Günün Programı
Yazı Boyutu
Bulgaristan Ulusal Radyosu © 2025 Tüm hakları saklıdır

Suç olayları ve su sıkıntsının yaşanmadığı

Vırbyane köyü yaşlı ve gençlere sakin bir hayat ortamı sunuyor

Şumen’e bağlı köyde yaşayan Hristiyan ve Müslümanlar hoşgörü ve insani dayanışma örneğini veriyorlar

Photo: BNR-arşiv

Son yıllarda Bulgaristan’da gittikçe çok insan, şehirleri terkederek köylere yerleşiyorlar. Genç aileler ve yabancılar arasında izlenen bu eğilim, şehir ortamının gürültüsünden kaçış olmaktan öte, daha sakin, doğa ile uyumlu ve anlamlı hayattan yana yapılan bilinçli bir tercihtir. Bu konuda satılık arsa ve evlerin neredeyse kalmadığı Şumen’in Vırbyane köyü, güzel bir örnek veriyor. Devamlı oturan kişi sayısının 370 kadar olduğu köy, hafta sonlarında ve yaz mevsiminde kalabalıklaşıp canlanıyor. Vırbyane’de bir arada yaşayan Hristiyan ve Müslümanlar, her çeşit işlerde yardımlaşarak, bayramlarını birlikte kutlayarak, güçlü ve birbirine kenetlenmiş bir topluluk oluşturmuş durumdalar.

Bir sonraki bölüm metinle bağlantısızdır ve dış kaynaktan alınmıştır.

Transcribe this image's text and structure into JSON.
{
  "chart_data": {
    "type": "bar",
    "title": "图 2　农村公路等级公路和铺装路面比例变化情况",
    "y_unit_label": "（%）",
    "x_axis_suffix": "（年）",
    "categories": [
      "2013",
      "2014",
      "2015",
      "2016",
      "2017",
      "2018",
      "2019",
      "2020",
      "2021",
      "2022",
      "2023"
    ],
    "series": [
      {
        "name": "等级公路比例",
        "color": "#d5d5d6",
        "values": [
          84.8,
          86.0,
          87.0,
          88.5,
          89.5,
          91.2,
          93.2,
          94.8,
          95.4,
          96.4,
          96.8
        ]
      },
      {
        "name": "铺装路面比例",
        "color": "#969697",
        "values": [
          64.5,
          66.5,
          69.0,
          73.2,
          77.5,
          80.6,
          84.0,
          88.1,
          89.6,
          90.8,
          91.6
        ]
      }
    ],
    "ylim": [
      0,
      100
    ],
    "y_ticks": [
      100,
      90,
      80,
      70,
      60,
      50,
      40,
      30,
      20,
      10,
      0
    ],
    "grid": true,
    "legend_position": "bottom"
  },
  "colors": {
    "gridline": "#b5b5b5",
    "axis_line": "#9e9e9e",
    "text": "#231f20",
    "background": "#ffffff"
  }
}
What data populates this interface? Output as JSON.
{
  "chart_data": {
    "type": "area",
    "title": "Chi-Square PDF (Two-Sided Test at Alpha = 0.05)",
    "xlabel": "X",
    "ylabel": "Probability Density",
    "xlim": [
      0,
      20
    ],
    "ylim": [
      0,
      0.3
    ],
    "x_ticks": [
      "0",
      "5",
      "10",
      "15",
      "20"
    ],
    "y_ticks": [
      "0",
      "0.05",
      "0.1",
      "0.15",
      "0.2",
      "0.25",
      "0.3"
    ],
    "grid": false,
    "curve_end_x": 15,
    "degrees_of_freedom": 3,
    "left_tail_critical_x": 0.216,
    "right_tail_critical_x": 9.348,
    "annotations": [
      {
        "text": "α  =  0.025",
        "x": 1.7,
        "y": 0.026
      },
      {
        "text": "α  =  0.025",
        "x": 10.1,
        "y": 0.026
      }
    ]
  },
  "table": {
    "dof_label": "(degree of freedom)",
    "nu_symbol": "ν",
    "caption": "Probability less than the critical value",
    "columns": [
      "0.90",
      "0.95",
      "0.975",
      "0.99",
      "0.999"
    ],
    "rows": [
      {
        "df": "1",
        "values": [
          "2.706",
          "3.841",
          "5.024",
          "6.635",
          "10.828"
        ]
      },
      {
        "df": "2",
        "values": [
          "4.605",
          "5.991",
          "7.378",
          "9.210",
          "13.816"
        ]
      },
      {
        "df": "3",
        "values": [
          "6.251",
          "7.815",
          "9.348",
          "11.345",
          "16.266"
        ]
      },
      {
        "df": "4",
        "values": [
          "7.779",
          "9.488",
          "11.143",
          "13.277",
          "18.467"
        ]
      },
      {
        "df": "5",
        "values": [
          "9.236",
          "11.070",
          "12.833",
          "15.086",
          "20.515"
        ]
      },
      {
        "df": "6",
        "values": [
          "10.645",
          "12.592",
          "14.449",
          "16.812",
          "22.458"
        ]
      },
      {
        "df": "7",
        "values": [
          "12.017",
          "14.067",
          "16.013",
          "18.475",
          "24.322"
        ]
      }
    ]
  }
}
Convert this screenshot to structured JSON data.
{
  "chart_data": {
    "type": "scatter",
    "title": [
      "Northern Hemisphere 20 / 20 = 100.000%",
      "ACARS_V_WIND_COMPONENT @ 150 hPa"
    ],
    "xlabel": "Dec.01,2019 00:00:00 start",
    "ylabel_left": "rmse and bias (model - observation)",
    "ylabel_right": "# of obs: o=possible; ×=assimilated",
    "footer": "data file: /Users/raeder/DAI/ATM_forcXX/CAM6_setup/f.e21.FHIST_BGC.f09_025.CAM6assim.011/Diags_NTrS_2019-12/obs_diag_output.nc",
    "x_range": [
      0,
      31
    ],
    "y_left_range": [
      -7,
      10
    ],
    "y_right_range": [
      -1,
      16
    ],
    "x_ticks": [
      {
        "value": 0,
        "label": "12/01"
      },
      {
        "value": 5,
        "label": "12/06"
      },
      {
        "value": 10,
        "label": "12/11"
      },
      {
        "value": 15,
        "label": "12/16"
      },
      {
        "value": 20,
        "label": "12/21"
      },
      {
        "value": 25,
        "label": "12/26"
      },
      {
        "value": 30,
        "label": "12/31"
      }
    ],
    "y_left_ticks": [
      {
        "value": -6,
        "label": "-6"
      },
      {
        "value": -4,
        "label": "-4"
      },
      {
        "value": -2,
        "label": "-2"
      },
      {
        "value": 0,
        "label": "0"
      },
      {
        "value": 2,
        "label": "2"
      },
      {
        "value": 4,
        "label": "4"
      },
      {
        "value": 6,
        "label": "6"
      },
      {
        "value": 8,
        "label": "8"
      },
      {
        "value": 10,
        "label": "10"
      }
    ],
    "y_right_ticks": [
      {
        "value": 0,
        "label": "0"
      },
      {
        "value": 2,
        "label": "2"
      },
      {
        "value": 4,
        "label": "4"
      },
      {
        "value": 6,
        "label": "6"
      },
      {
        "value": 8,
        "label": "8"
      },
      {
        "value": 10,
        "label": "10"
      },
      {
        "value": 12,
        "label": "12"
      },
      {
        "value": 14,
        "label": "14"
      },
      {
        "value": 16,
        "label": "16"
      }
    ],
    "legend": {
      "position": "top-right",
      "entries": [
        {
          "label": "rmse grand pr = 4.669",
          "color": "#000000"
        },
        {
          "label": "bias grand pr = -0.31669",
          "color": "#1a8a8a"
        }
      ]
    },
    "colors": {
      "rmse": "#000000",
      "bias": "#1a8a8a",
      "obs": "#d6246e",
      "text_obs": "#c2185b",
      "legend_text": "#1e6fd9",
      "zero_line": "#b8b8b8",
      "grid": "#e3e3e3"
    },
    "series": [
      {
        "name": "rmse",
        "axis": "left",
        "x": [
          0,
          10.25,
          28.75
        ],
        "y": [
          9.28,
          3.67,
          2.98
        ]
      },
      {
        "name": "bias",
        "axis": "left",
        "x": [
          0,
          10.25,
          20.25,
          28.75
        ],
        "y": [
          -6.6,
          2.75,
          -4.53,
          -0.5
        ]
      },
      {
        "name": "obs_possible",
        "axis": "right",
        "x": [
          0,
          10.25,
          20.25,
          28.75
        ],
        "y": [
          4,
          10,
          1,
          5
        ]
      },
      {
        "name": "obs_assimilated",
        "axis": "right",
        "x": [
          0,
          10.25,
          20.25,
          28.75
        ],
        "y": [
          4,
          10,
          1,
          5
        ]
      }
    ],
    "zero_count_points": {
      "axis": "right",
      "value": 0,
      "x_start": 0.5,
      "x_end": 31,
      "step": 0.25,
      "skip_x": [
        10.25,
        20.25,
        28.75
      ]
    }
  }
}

Yeni yerleşenler arasında Novi Pazar, Pliska ve Şumen gibi yakın şehirlerden olduğu gibi, İngiltere’den iki aile ve Hollanda’dan bir adam olmak üzere yurt dışından gelenler de var. Ağustos ayında ise uzun yıllardır İsveç’te yaşayan bir Bulgar kadını, Vırbyane’de gayri menkul satın aldı.

Köyün uzun yıllık muhtarı Nikolay Naydenov, BNR Şumen Radyosu muhabiri Ayşe Latif’e konuşurken suç olaylarının yaşanmaması ve su verilmesinde sıkıntı olmamasının Vırbyane’nin cazibesini artırdığını öne sürdü.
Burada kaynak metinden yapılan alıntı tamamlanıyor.